Random Ramblings about stuff I see going on in biotech, internet and the stuff I read.

Saturday, July 28, 2007

Different Questions for different Networks

Last post I was talking about how I don't use LinkedIn to ask questions of my network and then went on to list some things I don't ask. Harry raised some other questions in the comments, and then I went away and thought about it.

I think there are different needs and different networks for different questions.

Harry's questions, and most of the questions on the AAAS board are of the "how do I break in to area X from area y" where Y is frequently post-doc/grad school and X is "other". The answers I have mostly been looking for are "how do I get ahead in this industry". I think those require very different networks and answers.

The "how do I break in" really sort of implies that you aren't already in the field and you need to build a new network. My questions are all of the type of within field.

In my own career, I had built a decent network of PI's etc... to get a post doc There were informal offers out there. I didn't take it further because I knew I didn't want to do that. SO - I flailed about and eventually got lucky at my first company.

The part where I flailed is the part where boards and blogs are helpful. That is the part where you see the questions on boards.

Once you have taken that first step, then you start to build your network and I think then the questions move toward more as I am describing (personal network, not a "public" one).
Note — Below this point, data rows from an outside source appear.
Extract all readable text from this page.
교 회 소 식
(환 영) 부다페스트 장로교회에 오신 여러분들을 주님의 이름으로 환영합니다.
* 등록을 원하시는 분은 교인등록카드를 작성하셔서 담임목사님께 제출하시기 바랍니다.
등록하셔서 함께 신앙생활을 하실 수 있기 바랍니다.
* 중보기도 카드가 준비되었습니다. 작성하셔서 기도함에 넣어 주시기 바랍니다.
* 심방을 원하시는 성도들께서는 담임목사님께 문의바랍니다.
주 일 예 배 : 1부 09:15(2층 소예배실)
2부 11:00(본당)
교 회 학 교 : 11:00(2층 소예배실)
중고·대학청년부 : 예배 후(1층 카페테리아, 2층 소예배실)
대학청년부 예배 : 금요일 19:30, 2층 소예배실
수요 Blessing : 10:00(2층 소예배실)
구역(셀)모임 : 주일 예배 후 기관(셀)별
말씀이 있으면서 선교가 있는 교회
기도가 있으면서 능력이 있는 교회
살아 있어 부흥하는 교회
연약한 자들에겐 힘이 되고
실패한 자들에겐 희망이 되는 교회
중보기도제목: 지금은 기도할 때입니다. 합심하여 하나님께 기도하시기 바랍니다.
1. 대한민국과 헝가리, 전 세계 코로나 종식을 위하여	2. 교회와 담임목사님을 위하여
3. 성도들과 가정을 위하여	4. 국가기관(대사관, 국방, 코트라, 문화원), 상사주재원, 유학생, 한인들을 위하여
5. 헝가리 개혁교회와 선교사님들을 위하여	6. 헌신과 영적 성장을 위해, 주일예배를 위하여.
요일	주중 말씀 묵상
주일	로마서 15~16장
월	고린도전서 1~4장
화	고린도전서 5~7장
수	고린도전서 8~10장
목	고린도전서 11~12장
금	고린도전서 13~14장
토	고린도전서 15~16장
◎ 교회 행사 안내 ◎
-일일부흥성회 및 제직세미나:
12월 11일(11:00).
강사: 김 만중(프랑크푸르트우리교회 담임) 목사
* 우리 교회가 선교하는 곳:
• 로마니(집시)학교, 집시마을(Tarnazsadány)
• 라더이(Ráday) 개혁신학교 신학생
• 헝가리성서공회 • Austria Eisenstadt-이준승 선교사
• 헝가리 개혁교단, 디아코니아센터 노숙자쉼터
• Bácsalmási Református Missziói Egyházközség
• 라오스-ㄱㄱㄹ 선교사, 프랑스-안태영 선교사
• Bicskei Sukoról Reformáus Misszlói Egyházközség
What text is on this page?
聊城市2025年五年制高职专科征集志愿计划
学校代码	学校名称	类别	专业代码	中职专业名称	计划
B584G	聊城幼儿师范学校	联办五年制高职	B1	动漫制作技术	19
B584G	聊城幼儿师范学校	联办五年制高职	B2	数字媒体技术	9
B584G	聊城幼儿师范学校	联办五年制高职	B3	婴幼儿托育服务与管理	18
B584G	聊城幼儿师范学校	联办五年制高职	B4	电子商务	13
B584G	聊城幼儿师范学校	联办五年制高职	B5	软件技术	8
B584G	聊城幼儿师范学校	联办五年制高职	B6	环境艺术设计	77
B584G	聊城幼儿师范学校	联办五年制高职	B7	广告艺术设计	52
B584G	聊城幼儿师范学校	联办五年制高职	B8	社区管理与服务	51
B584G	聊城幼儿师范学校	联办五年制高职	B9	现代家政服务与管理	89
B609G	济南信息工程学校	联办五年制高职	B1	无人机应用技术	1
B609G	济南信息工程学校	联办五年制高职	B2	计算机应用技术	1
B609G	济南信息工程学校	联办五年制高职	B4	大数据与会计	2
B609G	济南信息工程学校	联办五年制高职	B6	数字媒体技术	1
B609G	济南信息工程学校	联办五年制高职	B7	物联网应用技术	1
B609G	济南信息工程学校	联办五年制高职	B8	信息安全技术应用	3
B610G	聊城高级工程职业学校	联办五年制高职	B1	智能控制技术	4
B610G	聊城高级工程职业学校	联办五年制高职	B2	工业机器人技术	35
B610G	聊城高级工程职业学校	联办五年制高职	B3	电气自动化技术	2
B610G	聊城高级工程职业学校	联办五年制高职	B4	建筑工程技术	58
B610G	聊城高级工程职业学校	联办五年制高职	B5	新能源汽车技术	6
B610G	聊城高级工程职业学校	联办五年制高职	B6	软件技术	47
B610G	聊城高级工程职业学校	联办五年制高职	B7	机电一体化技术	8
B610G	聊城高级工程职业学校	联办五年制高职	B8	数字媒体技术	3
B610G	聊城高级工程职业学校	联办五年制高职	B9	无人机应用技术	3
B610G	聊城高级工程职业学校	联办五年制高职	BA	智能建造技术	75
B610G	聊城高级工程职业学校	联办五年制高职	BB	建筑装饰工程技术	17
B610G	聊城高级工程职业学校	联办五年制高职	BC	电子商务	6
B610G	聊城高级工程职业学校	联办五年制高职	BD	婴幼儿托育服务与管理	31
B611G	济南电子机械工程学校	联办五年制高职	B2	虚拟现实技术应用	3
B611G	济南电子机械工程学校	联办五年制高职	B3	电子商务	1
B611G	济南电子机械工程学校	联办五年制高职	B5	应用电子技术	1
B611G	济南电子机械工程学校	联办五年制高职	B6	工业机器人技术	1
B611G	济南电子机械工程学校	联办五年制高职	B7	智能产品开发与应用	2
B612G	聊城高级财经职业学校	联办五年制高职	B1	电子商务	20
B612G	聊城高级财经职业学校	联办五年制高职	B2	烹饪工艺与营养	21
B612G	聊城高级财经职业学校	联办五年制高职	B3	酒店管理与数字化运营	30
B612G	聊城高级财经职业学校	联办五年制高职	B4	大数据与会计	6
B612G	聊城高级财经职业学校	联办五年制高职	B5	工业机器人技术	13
That implies that I think the people asking the public questions of "I am a grad student...how do I get a post doc" didn't do a very good job of building a network when they were a grad student!
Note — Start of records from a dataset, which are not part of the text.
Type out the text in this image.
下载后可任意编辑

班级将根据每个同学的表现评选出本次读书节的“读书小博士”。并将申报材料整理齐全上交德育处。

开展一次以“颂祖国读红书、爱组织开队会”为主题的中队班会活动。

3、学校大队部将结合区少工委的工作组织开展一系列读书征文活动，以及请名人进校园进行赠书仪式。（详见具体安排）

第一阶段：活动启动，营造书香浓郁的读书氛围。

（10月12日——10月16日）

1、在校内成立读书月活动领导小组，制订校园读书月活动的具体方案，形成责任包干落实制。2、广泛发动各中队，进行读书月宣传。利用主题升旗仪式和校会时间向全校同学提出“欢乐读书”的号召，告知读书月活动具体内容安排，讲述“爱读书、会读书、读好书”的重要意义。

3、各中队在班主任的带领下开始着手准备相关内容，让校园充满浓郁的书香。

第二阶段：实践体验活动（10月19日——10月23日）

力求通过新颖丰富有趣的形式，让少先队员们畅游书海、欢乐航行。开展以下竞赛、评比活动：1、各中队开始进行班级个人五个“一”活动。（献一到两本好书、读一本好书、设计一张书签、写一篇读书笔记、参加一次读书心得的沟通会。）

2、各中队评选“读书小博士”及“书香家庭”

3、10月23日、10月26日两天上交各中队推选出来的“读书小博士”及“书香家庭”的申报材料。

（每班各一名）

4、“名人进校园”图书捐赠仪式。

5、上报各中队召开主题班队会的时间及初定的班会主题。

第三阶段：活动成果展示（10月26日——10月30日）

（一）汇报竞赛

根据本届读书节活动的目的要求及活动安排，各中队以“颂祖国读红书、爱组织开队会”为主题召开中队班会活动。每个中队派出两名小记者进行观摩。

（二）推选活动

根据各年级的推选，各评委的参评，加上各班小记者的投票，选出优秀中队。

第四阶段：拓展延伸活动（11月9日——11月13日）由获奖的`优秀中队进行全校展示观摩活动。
Both have value when used at the right time.


harry haller said...

I definitely agree with you that a grad student who is posting a message saying "how do I get a post-doc?" has done a poor job of networking. But unfortunately, networking [ie, building relationships with peers and those slightly ahead of us] is not something that 99% of grad students are ever exposed to. And it's hard. So people don't do it. Posting a message on a message board is a lot easier, so people tend to do that instead.

And I agree that personal networks are certainly important.
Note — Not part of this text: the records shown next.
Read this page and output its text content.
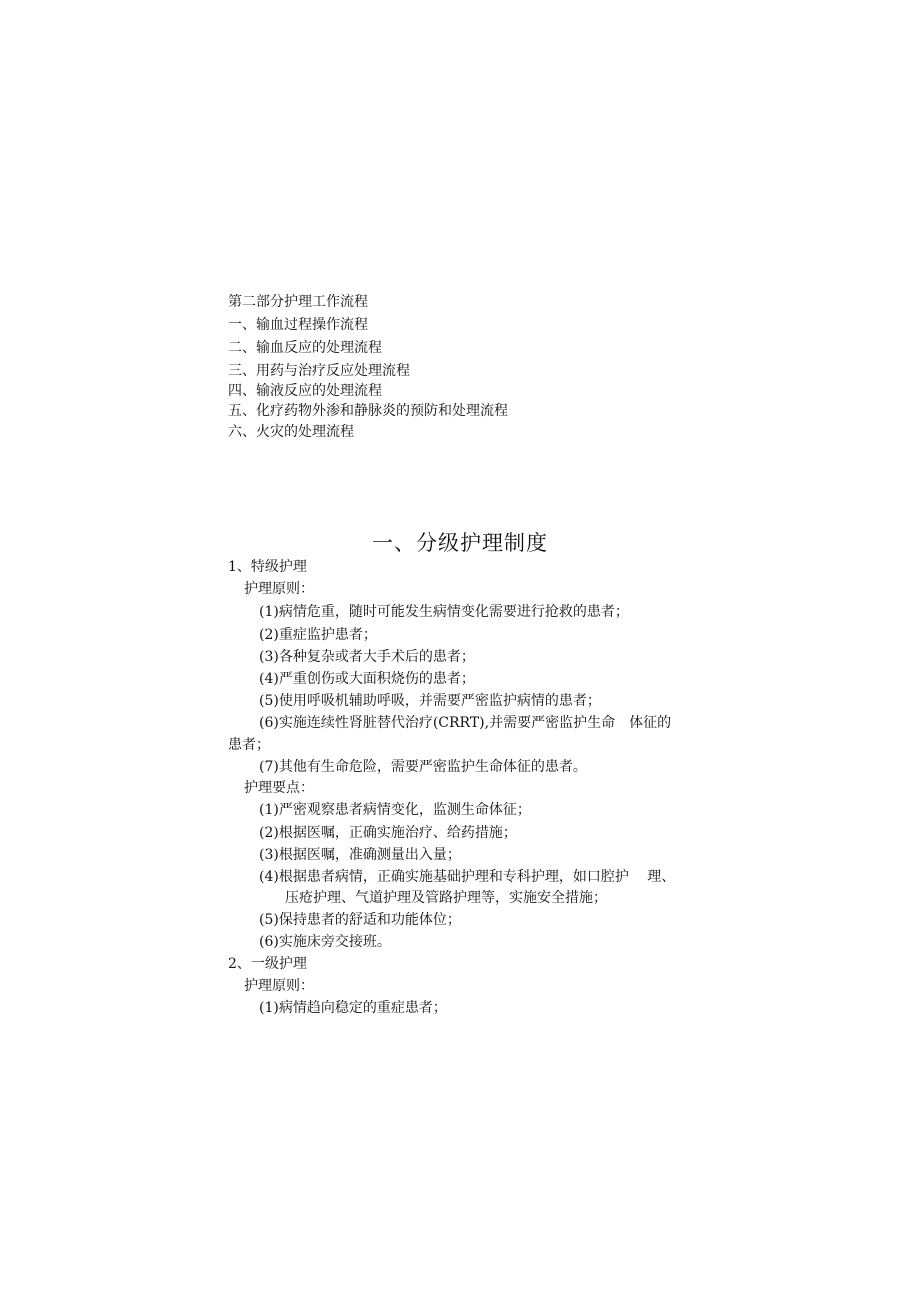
第二部分护理工作流程
一、输血过程操作流程
二、输血反应的处理流程
三、用药与治疗反应处理流程
四、输液反应的处理流程
五、化疗药物外渗和静脉炎的预防和处理流程
六、火灾的处理流程
一、分级护理制度
1、特级护理
护理原则：
(1)病情危重，随时可能发生病情变化需要进行抢救的患者；
(2)重症监护患者；
(3)各种复杂或者大手术后的患者；
(4)严重创伤或大面积烧伤的患者；
(5)使用呼吸机辅助呼吸，并需要严密监护病情的患者；
(6)实施连续性肾脏替代治疗(CRRT),并需要严密监护生命　体征的
患者；
(7)其他有生命危险，需要严密监护生命体征的患者。
护理要点：
(1)严密观察患者病情变化，监测生命体征；
(2)根据医嘱，正确实施治疗、给药措施；
(3)根据医嘱，准确测量出入量；
(4)根据患者病情，正确实施基础护理和专科护理，如口腔护　 理、
压疮护理、气道护理及管路护理等，实施安全措施；
(5)保持患者的舒适和功能体位；
(6)实施床旁交接班。
2、一级护理
护理原则：
(1)病情趋向稳定的重症患者；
But I also think you are leaving a lot of resources untapped and maybe putting yourself at a long-term disadvantage. No matter how good your personal network is, you have access to only a very small segment of the total number of views, opinions, and information available in your field. There are now tools that allow you to find someone who has good reason to want to talk to you and who has very specific information that can help you. A lot of people out there are learning to use these tools. I find that I get the best answers to my questions by combining both approaches, but as always, YMMV.

Brent said...

I'm a final year PhD and my 'networking' has come from friends and chance introductions. Most PIs don't even think about explaining how collaborations really come about... maybe they don't realize most PhD students are clueless.

Nonetheless, I don't want to go the post-doc route so my network has been alot of people outside of my University. Speaking of which, what position is more desirable for a single PhD graduate: Field Application Scientist (50% travel) or Technical Application Scientist (troubleshooting customer service at HQ)? I would write that question separately somewhere but not sure where that would be.

Brent said...

I've read through the very late entries of the blog and found what I was looking for... thanks for the info!

yes said...


Glad to be of help!

I am biased toward the field positions as that is the way I came in.